In occasione di Mia Mamma Roma, Ikemura propone la serie Girls, che ha iniziato negli anni Novanta e a cui sta ancora lavorando. Questi dipinti possono essere visti come una critica velata alla rappresentazione della figura femminile come passiva e senza voce nell’arte visiva. Si tratta di delicate silhouette dai colori fluidi che incontrano lo spettatore come un’apparizione, intessuta di luce, contrasto e trasparenza. Mentre le figure precedenti spesso irradiavano un misto di innocenza, vulnerabilità e malinconia, le sue nuove opere rivelano un affascinante lato coraggioso. Queste ragazze si risvegliano nel nostro tempo di incertezza, dove l’artista lascia le loro narrazioni aperte agli spettatori per far sì che i loro pensieri sull’infanzia, sul raggiungimento dell’età adulta e sulla maternità possano incontrarsi. Questi dipinti sono presentati insieme a due sculture. La scultura Mia Mamma Roma rivela una figura dalla forma di un vaso, che incarna concetti come rifugio, protezione, sicurezza, nutrimento e maternità , metafora ultima della creazione.
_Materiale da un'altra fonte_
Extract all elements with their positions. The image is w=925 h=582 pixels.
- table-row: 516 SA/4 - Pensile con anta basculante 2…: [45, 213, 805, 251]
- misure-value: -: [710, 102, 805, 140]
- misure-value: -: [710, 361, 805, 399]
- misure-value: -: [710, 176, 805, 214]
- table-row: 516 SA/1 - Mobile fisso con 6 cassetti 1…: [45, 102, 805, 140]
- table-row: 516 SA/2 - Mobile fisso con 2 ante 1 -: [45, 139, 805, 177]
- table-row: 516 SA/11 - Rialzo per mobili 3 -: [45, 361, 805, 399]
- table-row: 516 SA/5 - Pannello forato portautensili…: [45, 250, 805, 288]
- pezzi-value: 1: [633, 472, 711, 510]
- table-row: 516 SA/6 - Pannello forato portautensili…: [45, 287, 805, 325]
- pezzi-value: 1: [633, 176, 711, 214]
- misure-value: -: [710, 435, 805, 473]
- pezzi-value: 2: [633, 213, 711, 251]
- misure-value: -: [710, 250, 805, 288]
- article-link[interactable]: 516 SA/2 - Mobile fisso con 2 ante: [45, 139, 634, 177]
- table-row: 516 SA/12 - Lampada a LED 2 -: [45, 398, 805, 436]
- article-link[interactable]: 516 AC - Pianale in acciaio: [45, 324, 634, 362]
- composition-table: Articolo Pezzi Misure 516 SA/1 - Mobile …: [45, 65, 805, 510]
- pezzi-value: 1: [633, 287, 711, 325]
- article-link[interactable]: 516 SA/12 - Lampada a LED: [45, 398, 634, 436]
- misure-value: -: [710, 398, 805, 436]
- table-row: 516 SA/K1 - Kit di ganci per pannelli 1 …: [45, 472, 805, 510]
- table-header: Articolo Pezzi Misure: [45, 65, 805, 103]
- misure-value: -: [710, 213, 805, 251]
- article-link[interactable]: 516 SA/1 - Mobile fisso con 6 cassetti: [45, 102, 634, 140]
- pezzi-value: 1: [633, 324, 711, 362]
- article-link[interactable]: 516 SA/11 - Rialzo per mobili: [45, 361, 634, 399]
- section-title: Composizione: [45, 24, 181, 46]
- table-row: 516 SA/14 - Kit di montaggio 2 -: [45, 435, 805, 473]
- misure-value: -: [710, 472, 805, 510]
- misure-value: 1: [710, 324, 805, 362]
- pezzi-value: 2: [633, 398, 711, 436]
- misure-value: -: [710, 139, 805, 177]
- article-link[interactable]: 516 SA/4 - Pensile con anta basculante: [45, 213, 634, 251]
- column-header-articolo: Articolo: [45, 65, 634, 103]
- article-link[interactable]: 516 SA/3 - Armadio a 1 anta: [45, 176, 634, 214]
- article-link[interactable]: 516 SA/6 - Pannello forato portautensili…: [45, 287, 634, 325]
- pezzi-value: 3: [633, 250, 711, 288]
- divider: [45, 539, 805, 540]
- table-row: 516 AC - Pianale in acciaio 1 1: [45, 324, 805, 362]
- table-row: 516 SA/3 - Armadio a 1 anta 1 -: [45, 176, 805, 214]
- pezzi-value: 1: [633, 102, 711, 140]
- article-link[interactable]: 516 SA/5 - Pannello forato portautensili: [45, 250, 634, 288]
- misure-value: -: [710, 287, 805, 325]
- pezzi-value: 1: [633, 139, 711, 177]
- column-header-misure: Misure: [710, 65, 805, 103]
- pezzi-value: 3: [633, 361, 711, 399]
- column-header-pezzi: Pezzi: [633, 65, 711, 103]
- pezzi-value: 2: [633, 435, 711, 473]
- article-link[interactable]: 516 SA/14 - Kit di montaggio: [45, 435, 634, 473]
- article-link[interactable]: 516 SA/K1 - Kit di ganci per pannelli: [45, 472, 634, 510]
Di tutto questo, a poche ore dall’inaugurazione, ne abbiamo parlato con Leiko Ikemura.
Prendendo spunto da una riflessione di Claudio Bologna per cui «le creature, non le cose; la rappresentazione della realtà , non il realismo, interessano a Pasolini», chi sono le sue Girls?
«Anche le mie ragazze sono creature e provengono da mondi diversi che si trovano al di là della realtà . Vivono in un regno tutto loro. La loro presenza richiama il passato ma presenta anche una visione dinamica del futuro».
Già il titolo, ma anche l’inizio del percorso espositivo, evocano una forte affinità con Pier Paolo Pasolini. Possiamo parlare, anche per la sua ricerca, di folgorazione figurativa? E se si, in che termini?
«Ammiro il lavoro di Pasolini perché è uno degli artisti più singolari e uno dei migliori registi che cerca la verità interrogando la condizione umana. Mi piace il suo modo di collegare tutti i diversi periodi della nostra immensa memoria. Roma, questa città è eterna e sento lo spesso strato del tempo. La proiezione all’ingresso è un invito al mio mondo attraverso i fotogrammi di Mamma Roma catturati dai miei occhi, ora trasformati in qualcosa di diverso, che vorrei condividere con i visitatori».
Nella mostra la scultura Mia Mamma Roma incarna concetti come rifugio, protezione, sicurezza, nutrimento e maternità . C’è un legame con quello che ha provato lei quando è venuta a Roma, in giovane età dopo aver lasciato il Giappone per l’Europa? Come ha inciso, o incide, nel suo lavoro il rapporto con questa città ?
«Sono rimasta affascinata dalla bellezza e dal comportamento naturale delle persone che passavano. Naturalmente le tracce del tempo e i monumenti sono impressionanti, ma sono stata più toccata dai frammenti di pezzi, che sono ancora molto vividi e mi raccontano storie o evocano immaginazioni».